[webaccessibile] Domanda Banale

Roberto Scano - IWA/HWG rscano a iwa-italy.org
Mar 17 Lug 2007 19:51:11 CEST


-----Original Message-----
From: webaccessibile-bounces a itlists.org
[mailto:webaccessibile-bounces a itlists.org] On Behalf Of Giacomo Amelotti
Sent: Tuesday, July 17, 2007 6:50 PM
To: webaccessibile a itlists.org
Subject: [webaccessibile] Domanda Banale

So che questa domanda è un po' banale e che forse è già stata fatta
1000 volte però spero comunque in una sintetica rispota.

Roberto Scano:
Vediam di essere sintetici allora :-)

Giacomo Amelotti:
Grazie alla legge Stanca ora l'accessibilità è presente in tutti i
bandi della PA ma anche si Aziende di pubblico servizio.

Roberto Scano:
Giusto.

Giacomo Amelotti:
Spesso però accade che pur essendo presente nei bandi la richiesta di
realizzare un sito accessibile secondo le linee guida della legge
stanca o in alternativa del W3C il sito finale risulti non
accessibile.

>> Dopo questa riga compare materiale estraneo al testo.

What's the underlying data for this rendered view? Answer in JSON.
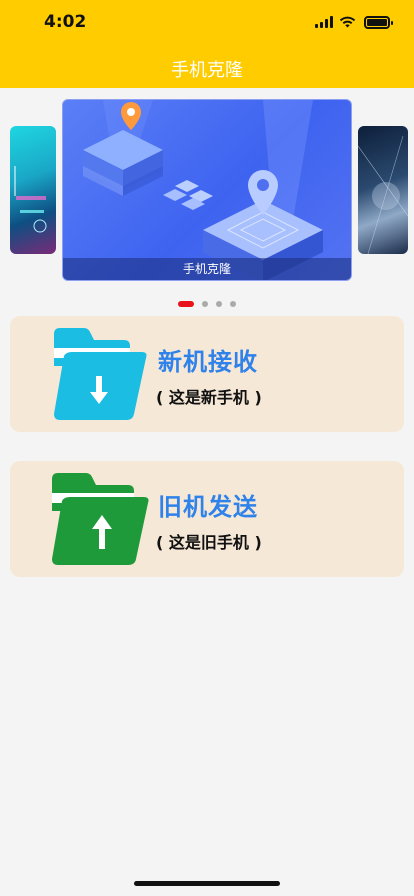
{
  "status_bar": {
    "time": "4:02",
    "icons": [
      "signal-icon",
      "wifi-icon",
      "battery-icon"
    ]
  },
  "header": {
    "title": "手机克隆",
    "background": "#ffcc00"
  },
  "carousel": {
    "caption": "手机克隆",
    "dots": 4,
    "active_index": 0,
    "active_color": "#e8121b"
  },
  "cards": [
    {
      "title": "新机接收",
      "subtitle": "( 这是新手机 )",
      "icon": "folder-download-icon",
      "icon_color": "#1bbde3"
    },
    {
      "title": "旧机发送",
      "subtitle": "( 这是旧手机 )",
      "icon": "folder-upload-icon",
      "icon_color": "#1e9a3a"
    }
  ],
  "colors": {
    "card_background": "#f6e8d6",
    "title_blue": "#2f82ea",
    "page_background": "#f4f4f4"
  }
}
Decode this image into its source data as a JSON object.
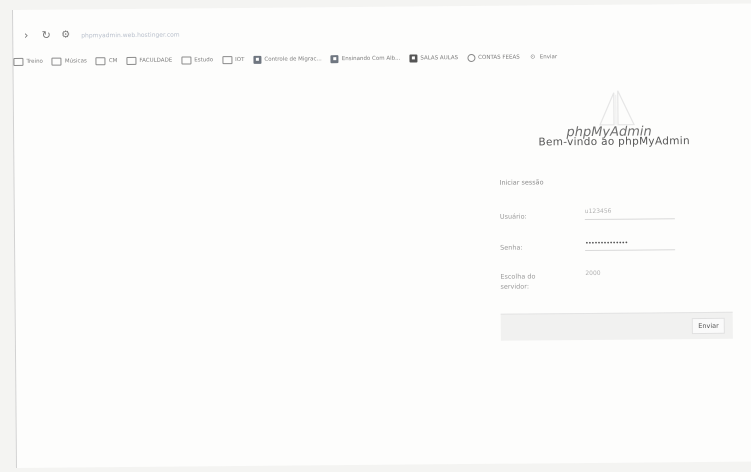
{
  "browser": {
    "url": "phpmyadmin.web.hostinger.com",
    "bookmarks": [
      {
        "label": "Treino",
        "icon": "folder-icon"
      },
      {
        "label": "Músicas",
        "icon": "folder-icon"
      },
      {
        "label": "CM",
        "icon": "folder-icon"
      },
      {
        "label": "FACULDADE",
        "icon": "folder-icon"
      },
      {
        "label": "Estudo",
        "icon": "folder-icon"
      },
      {
        "label": "IOT",
        "icon": "folder-icon"
      },
      {
        "label": "Controle de Migrac...",
        "icon": "bookmark-favicon"
      },
      {
        "label": "Ensinando Com Alb...",
        "icon": "bookmark-favicon"
      },
      {
        "label": "SALAS AULAS",
        "icon": "bookmark-favicon"
      },
      {
        "label": "CONTAS FEEAS",
        "icon": "bookmark-favicon"
      },
      {
        "label": "Enviar",
        "icon": "bookmark-favicon"
      }
    ]
  },
  "login": {
    "logo_text": "phpMyAdmin",
    "welcome": "Bem-vindo ao phpMyAdmin",
    "section_title": "Iniciar sessão",
    "username_label": "Usuário:",
    "username_value": "u123456",
    "password_label": "Senha:",
    "password_value": "••••••••••••••",
    "server_choice_label_line1": "Escolha do",
    "server_choice_label_line2": "servidor:",
    "server_value": "2000",
    "submit_label": "Enviar"
  },
  "colors": {
    "page_bg": "#fdfdfc",
    "text": "#555555",
    "muted_text": "#9a9a9a",
    "footer_bar": "#f1f1f0"
  }
}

Layout a tabelle, problemi di ingrandimento del testo,
caratteri piccoli, mancanza di alt alle immagini tanto per citare le
cose più evidenti. A volte addirittura vengono ostentati bollini
(Varie A, link al validatore W3c) e spesso questi bollini sono mendaci
o portano a validazioni che di fatto sono errate.

Roberto Scano:
Premesso che i layout tabellari sono consentiti se rispettano uno specifico
requisito, se il bando chiede la conformità e questa non viene rispettata, è
il fornitore del servizio che fornisce qualcosa differente da quanto
contrattualizzato. Se poi l'amministrazione paga un servizio non conforme,
il funzionario che autorizza la liquidazione fa un danno alla PA (di cui ne
risponde anche personalmente).

Giacomo Amelotti:
A questo punto come si difende il cittadino? Chi controlla? Chi
raccoglie eventuali segnalazioni? Se si scrive all'azienda questa è
tenuta a rispondere e intervenire? in che tempi?

Roberto Scano:
Il cittadino deve segnalare la problematica all'amministrazione chiedendo
alla stessa le motivazioni per cui il servizio è stato accettato anche se
non conforme, nonché di provvedere alla sua sistemazione. Per il controllo,
è il cittadino stesso che deve controllare (magari facendo poi fare
interrogazioni a consiglieri comunali, provinciali, regionali,
parlamentari). Vedo inutile scrivere all'azienda come cittadino: deve essere
la PA a richiedere l'adeguamento (a costo zero) di quanto prodotto rispetto
a quanto richiesto contrattualmente.